© Courtesy, Senator Cathy Young on Facebook.
Advocates are praising a newly revised version of New York's "Rape is Rape" bill that classifies any vaginal contact as "rape," bringing the legal definition of that form of sexual assault in line with the standards for forced anal and oral contact.

The change came shortly after Gov. Andrew Cuomo (D) endorsed the bill on Tuesday, when Republican state Sen. Catharine Young (pictured) introduced a second version that removes the legal requirement of "penetration" for forced vaginal penetration to be considered "rape," and expands the conduct covered by the term to include forced oral and anal sex.

A New York Daily News story noted that the confusion about the last-minute changes surprised even rape survivor Lydia Cuomo, whose brutal sexual assault by an NYPD officer didn't result in his conviction of first degree rape charges because the prior definitions required prosecutors to prove a specific kind of penetration. Cuomo, who is not related to the governor, wants the definition of rape changed to include vaginal, oral or anal contact - which the bill now does.

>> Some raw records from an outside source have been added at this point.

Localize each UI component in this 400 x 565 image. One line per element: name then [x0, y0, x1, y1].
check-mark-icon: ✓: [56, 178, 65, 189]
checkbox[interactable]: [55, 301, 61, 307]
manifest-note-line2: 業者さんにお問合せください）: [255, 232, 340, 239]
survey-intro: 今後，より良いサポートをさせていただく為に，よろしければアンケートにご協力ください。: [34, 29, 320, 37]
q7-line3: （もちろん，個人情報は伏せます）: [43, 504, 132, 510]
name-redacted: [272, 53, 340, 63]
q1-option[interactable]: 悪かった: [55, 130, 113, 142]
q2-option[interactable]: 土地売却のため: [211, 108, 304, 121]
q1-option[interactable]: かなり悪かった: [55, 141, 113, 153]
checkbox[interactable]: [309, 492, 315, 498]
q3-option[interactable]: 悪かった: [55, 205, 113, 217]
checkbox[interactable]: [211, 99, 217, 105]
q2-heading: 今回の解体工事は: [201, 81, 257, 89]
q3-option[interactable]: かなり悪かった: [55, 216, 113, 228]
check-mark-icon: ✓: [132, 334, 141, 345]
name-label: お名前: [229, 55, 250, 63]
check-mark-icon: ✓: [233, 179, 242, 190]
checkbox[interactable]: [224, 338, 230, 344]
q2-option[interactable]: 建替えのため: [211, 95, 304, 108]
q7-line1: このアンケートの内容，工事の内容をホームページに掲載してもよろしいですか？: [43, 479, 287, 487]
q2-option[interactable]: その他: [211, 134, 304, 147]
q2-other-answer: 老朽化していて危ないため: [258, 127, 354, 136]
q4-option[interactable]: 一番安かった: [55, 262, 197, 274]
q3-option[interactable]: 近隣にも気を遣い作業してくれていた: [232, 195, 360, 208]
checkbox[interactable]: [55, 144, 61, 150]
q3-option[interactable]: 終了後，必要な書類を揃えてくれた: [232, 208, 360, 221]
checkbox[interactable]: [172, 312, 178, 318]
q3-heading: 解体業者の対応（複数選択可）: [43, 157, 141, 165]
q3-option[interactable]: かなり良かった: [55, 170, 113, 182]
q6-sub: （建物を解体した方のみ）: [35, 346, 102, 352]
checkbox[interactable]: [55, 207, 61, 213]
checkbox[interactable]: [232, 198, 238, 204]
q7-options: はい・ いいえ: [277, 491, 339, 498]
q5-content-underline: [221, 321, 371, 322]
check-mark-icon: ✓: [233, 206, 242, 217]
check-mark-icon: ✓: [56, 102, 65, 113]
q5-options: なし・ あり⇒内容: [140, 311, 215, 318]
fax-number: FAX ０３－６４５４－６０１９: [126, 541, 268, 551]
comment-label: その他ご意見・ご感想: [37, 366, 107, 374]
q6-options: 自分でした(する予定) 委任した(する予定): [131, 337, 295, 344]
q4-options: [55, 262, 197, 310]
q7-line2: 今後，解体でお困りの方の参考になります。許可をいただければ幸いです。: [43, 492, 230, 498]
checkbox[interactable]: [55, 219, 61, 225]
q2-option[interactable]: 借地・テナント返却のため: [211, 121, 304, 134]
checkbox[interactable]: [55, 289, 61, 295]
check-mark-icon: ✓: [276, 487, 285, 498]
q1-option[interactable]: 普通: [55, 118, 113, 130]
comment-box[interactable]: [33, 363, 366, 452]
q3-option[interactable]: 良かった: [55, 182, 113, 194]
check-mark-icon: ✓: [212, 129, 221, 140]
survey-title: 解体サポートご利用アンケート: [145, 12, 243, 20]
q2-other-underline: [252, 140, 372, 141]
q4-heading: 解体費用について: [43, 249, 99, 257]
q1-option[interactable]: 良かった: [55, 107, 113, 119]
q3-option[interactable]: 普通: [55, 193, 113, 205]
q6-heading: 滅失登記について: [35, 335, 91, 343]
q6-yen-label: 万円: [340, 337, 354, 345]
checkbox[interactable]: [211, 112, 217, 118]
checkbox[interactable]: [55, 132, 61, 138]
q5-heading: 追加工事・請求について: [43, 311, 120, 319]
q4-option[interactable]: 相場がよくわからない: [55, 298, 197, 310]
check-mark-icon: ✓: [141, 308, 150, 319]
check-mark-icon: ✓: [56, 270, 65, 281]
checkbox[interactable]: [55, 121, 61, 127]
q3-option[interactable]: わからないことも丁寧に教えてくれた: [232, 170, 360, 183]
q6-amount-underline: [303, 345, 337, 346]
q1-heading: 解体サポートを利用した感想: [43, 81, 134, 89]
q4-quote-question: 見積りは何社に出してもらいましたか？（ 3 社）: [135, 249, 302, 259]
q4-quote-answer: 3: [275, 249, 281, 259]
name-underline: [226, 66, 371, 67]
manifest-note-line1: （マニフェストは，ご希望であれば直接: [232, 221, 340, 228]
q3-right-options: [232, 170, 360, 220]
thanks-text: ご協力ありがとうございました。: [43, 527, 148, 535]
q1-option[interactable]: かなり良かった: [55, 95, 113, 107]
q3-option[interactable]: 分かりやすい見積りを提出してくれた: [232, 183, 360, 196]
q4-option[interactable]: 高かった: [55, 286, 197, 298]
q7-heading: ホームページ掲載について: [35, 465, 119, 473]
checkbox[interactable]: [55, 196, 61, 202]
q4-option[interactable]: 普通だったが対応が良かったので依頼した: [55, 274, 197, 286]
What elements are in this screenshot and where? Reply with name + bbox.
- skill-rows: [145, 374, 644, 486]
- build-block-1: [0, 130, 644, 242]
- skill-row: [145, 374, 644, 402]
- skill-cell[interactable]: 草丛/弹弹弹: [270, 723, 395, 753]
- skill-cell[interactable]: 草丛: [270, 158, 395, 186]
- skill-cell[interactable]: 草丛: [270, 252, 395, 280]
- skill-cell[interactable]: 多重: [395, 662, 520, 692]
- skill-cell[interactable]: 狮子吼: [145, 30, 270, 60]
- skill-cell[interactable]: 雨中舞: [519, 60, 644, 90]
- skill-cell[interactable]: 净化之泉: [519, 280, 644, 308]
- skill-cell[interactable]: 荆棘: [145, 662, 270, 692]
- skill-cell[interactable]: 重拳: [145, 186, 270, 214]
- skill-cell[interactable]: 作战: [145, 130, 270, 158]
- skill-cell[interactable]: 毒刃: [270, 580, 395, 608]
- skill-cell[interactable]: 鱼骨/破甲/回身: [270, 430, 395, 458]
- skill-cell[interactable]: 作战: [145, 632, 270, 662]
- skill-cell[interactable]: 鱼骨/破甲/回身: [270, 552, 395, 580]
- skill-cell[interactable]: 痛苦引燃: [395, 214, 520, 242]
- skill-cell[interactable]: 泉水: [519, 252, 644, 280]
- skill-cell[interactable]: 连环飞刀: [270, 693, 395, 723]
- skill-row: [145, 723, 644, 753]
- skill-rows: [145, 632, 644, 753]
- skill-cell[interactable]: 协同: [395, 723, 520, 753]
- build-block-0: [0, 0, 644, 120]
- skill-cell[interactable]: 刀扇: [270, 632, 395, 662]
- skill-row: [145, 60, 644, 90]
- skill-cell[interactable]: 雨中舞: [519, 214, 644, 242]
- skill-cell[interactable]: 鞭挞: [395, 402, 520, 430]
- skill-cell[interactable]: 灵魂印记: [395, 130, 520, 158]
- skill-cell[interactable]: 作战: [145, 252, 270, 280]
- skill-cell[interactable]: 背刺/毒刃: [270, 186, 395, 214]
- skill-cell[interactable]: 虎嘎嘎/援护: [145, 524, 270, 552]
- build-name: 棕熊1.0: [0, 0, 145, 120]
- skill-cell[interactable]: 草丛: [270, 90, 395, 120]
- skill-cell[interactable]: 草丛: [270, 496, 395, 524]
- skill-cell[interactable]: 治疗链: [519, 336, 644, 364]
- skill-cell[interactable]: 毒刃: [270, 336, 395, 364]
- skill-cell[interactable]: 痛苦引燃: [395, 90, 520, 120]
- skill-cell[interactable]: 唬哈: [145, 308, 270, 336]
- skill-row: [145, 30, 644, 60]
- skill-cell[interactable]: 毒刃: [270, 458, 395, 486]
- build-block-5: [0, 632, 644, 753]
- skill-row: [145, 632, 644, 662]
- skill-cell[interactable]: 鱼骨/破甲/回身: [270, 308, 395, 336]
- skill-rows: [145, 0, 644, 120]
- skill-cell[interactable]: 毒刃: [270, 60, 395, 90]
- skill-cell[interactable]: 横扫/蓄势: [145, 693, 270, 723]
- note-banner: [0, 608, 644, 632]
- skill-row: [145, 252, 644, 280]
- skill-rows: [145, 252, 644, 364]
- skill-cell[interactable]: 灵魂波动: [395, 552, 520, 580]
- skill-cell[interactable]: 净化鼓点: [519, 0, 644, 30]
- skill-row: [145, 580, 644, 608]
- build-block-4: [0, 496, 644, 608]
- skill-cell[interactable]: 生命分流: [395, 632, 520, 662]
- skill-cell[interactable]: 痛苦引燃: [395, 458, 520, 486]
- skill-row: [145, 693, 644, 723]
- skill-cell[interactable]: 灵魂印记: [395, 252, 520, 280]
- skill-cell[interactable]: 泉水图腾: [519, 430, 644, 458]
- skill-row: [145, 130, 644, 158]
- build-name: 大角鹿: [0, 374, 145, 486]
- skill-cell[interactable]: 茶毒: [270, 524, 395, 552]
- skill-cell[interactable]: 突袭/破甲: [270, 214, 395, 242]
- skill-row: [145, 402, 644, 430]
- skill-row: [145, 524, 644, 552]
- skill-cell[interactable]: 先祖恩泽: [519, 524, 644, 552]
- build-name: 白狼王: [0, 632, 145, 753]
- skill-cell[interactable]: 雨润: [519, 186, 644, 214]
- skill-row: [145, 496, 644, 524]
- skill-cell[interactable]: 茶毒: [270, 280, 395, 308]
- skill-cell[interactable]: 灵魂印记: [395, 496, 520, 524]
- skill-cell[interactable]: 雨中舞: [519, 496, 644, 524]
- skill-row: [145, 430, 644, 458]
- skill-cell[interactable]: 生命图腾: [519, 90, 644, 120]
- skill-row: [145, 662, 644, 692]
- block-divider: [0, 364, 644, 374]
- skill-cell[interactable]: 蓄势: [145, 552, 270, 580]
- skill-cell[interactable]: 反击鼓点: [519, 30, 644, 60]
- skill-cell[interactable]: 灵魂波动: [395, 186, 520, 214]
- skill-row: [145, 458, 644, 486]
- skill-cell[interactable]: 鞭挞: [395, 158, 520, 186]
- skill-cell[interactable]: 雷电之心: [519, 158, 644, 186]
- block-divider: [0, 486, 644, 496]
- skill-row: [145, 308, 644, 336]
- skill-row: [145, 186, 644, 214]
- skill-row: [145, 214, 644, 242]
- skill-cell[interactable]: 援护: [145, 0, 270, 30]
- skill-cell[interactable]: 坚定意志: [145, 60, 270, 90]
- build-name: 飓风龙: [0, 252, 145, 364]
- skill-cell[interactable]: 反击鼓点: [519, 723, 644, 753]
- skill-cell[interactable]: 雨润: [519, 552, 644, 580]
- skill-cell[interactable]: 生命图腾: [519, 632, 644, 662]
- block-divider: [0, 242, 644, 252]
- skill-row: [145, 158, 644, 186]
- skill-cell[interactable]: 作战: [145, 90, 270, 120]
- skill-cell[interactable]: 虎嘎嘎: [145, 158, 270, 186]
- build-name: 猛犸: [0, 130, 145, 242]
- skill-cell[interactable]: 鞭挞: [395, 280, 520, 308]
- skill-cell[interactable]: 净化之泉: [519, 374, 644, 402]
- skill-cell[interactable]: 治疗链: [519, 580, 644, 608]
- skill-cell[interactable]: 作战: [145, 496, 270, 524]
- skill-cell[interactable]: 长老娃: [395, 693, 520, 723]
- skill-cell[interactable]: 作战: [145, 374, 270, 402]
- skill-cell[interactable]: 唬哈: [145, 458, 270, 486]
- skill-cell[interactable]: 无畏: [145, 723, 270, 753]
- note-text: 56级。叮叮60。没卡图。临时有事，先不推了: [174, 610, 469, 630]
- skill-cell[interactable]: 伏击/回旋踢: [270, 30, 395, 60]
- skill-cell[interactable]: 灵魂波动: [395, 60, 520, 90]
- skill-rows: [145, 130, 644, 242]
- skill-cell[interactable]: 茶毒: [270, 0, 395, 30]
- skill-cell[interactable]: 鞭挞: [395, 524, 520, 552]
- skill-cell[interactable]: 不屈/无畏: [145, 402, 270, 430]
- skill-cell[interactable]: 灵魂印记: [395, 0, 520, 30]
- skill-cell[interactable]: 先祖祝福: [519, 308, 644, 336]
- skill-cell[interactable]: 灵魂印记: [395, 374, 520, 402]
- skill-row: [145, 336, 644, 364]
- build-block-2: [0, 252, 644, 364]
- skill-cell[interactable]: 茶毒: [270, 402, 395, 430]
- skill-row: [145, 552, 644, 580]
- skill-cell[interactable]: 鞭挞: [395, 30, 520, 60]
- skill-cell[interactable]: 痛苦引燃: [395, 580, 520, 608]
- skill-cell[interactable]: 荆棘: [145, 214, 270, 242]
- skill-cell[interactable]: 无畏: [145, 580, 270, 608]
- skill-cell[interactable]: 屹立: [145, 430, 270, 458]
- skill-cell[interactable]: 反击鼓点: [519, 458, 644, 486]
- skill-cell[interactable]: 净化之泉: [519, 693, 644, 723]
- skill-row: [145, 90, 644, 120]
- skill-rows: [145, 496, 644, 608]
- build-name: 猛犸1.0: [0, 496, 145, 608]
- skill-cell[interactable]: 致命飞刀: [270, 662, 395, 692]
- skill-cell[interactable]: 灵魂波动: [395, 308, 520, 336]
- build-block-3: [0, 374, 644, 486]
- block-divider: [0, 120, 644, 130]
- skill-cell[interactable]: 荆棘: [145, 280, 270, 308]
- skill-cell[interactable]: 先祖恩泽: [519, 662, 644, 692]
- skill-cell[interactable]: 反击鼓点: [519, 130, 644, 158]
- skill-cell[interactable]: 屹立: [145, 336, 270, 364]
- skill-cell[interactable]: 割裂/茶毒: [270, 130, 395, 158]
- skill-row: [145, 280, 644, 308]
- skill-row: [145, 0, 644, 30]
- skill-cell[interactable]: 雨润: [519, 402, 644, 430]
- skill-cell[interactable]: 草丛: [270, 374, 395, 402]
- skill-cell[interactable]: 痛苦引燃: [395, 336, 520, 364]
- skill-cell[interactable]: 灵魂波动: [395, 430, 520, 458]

An aide to Sen. Young confirmed to Raw Story that characterization is correct. "It changes the standard for vaginal rape from penetration to contact," the aide said. "It makes it easier to convict. [Prosecutors] just need to prove contact and not penetration, which was the problem that existed in Lydia Cuomo's case. They had a lot of evidence but couldn't prove penetration. That's the problem our bill addresses."

The Manhattan District Attorney's Office told Raw Story that the move was supported by prosecutors, but did not comment as to why. An aide to Assemblywoman Aravella Simotas (D), who initially introduced the legislation last year, explained that the revision does not actually change anything with regards to the actual crimes of forced oral and anal sex, where the legal standard is already "contact" instead of "penetration."

"It wouldn't change, frankly, what a jury would hear when they're hearing the instructions from the court, other than it is to be called what it is, which is rape," the aide said. "There are two Senate versions as of [Tuesday] night, so I don't have all the details yet, but... [the new version] introduces a 'contact' standard for vaginal rape as well. I think that it's something we are looking into, that we've been looking into for months, but the language around it is really complicated because the majority of people don't think that 'vagina' means what it means."

Mary Haviland, executive director of the New York City Alliance Against Sexual Assault, praised the bill's intent. "Conduct besides vaginal penetration can constitute rape," she said. "It is somewhat unclear what [legal] effect this has, but it will send a public message that these other forms of violation are as serious as what people had considered to be rape, and that is vaginal violation. I think it is mostly about perception, but those perceptions can be very important."

A spokesperson for Gov. Cuomo did not respond to a request for comment.